ANGOULEME, France—Alexander Vinokourov, who left the Tour de France after a positive test for blood doping, questioned the competence of the French laboratory (LNDD) that tested his A sample.
"I have always raced clean", the Kazakh said in a statement released by his lawyers on Saturday.
"Never before this year's Tour de France have I ever been accused of violating any doping law," he added.
"These test results simply make no sense. Given all the attention paid to doping offences, you would have to be crazy to do what I have been accused of, and I am not crazy."
Vinokourov tested positive for homologuous blood doping, a method using blood from another person that has been detected since 2004.
The statement questioned the efficacy of the "flow cytometry instrument" that the LNDD used to find him positive and which the laboratory was using for the first time on the Tour.

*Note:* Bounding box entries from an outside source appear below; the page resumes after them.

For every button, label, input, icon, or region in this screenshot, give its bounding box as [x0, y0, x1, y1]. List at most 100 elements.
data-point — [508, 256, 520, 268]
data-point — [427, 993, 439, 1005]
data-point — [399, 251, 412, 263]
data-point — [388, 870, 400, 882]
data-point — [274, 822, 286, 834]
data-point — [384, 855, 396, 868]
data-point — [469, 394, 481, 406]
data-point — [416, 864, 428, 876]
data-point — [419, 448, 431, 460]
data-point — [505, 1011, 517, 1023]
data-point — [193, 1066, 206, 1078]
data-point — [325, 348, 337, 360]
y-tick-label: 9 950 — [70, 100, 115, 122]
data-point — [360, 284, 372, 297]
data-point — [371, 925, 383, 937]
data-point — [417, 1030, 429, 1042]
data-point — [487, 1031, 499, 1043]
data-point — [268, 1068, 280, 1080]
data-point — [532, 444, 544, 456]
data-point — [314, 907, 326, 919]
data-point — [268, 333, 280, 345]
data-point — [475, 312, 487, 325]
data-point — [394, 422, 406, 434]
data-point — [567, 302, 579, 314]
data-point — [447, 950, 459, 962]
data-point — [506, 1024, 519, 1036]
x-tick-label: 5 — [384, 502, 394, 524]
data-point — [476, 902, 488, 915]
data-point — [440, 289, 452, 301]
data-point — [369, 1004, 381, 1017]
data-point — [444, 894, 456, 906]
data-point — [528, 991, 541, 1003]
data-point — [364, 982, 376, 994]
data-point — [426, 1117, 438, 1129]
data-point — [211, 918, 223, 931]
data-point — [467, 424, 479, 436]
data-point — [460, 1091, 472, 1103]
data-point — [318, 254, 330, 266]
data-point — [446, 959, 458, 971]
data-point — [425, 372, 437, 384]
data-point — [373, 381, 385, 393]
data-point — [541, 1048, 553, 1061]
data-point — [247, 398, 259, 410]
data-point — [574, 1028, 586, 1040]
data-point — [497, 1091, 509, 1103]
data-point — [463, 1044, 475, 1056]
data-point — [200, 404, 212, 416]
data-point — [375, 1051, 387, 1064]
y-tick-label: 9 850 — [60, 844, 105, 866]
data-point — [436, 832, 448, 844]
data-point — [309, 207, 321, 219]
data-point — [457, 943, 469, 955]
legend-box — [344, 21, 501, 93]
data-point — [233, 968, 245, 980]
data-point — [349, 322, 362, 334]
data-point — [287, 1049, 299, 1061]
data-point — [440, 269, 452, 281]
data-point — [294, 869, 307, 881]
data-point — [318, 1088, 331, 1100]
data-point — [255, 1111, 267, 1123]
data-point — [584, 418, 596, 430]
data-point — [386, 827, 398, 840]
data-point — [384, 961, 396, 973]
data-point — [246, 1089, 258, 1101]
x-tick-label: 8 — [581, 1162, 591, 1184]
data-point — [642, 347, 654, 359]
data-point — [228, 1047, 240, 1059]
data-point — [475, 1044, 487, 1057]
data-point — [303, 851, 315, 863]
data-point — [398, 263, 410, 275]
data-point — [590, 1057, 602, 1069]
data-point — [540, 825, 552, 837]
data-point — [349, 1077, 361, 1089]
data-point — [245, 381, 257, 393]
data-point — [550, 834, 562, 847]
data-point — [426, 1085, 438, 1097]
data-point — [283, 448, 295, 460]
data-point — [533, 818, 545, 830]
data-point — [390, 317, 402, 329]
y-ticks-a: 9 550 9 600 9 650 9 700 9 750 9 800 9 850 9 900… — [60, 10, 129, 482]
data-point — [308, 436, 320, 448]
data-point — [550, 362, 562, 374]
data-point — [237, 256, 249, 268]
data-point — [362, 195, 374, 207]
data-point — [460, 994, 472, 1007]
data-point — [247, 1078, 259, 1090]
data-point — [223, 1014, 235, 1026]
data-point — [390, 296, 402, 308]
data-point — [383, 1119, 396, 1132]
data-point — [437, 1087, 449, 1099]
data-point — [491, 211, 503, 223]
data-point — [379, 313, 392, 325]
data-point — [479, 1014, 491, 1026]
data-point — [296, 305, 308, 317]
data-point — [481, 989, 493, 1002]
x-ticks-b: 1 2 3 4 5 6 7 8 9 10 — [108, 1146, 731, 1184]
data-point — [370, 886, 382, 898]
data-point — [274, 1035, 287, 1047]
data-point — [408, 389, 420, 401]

"As of now, the public has only heard one side in these test results. We encourage everyone to keep an open mind about the test results and not to assume that the LNDD has done everything correctly or has achieved accurate results," said Vinokourov's lawyer Maurice Suh.
Vinokourov, who was sacked by his Astana team, was tested following his win in last Saturday's time trial in Albi.
He had crashed during the fifth stage on July 12, hurting both knees, needing stitches in one of them, and losing one minute and 20 seconds over the favourites.